WackyPedia corpus processing
The code for ExtractUCIStats.scala seems to process the tab delimited combined corpus and not the external WackyPedia corpus. Is there a newer version of ExtractUCIStats.scala that uses WackyPedia?
Many thanks.
Another method I implemented to compute UCI co-occurrence stats is to
- Download a Wikipedia dump, download the latest pages-articles.xml.bz2 (9GB compressed, 42GB uncompressed)
- Index it into Solr, I'll be happy to give more detail about my config files, if needed
- Query Solr with pairs of words to get the count of document
import requests, re
remote_occurrences = {}
def solr_occurrence(self, w1, w2=None):
# Caching to prevent querying several times the same pair
key = (w1, w2) if w2 else w1
if key in remote_occurrences:
return remote_occurrences[key]
solr_url = "http://localhost:8080/wikipedia/select"
params = {'q': '+' + w1, 'rows': 0}
if w2:
params['q'] += ' +' + w2
response = requests.get(solr_url, params=params).text
docs_founds = re.findall('numFound="([0-9]+)"', response)
count = int(docs_founds[0])
remote_occurrences[key] = count
return count
words = ['france', 'cheese', 'baguette']
for w1 in words:
for w2 in words:
print w1, w2, solr_occurrence(w1, w2)
outputs
france france 345552
france cheese 15048
france baguette 412
cheese france 345552
cheese cheese 15048
cheese baguette 412
baguette france 345552
baguette cheese 15048
baguette baguette 412
thanks @qpleple
@qpleple it would be great if you could share your solr config. thanks
@qpleple the method you suggest does not use a sliding window - is my interpretation correct
@aneesha I don't have access to the server I was running Solr on anymore, I can't help you with the config files. But I remember the guide http://wiki.apache.org/solr/DataImportHandler#Example:_Indexing_wikipedia was pretty clear.

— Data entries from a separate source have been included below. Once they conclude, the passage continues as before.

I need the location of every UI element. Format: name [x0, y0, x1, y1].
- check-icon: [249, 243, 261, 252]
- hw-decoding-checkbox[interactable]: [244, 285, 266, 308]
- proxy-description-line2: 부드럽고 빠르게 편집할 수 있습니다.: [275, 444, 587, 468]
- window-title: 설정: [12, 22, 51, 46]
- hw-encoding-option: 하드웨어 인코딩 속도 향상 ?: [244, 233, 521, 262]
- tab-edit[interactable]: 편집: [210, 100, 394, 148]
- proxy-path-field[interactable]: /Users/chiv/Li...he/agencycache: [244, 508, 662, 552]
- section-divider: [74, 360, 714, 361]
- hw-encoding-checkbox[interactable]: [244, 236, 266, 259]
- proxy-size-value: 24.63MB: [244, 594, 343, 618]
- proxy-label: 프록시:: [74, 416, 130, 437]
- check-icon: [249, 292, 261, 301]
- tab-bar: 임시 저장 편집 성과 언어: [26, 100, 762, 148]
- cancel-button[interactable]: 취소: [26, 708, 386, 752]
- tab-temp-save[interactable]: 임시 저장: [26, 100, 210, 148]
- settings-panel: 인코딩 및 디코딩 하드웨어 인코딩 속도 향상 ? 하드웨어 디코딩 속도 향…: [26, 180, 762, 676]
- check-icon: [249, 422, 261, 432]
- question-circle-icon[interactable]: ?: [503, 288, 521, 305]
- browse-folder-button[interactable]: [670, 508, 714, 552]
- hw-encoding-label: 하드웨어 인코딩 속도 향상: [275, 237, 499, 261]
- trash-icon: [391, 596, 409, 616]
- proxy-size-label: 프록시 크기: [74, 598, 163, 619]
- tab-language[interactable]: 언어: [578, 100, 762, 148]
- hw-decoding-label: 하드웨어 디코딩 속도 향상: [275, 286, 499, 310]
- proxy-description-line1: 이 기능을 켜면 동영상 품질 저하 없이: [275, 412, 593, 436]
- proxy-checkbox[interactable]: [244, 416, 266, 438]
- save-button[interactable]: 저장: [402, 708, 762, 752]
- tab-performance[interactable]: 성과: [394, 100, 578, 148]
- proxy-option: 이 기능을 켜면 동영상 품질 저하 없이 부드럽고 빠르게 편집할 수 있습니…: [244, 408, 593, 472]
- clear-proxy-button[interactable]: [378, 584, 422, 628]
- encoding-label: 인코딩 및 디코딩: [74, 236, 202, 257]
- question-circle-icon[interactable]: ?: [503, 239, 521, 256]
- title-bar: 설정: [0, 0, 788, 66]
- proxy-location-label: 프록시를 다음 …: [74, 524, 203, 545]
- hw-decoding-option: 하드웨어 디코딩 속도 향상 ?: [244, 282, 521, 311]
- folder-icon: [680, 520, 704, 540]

What do you mean by sliding window?
@qpleple I have got Solr working and indexed the wikipedia corpus. I know need to integrate this with https://github.com/fozziethebeat/TopicModelComparison/blob/master/src/main/scala/edu/ucla/sspace/ExtractUCIStats.scala but in the code (see line 35) and the paper a sliding window of 20 tokens is used.
@aneesha Indeed, my method doesn't use a sliding window. 2 words co-occur if they are present in the same document (even far away one another).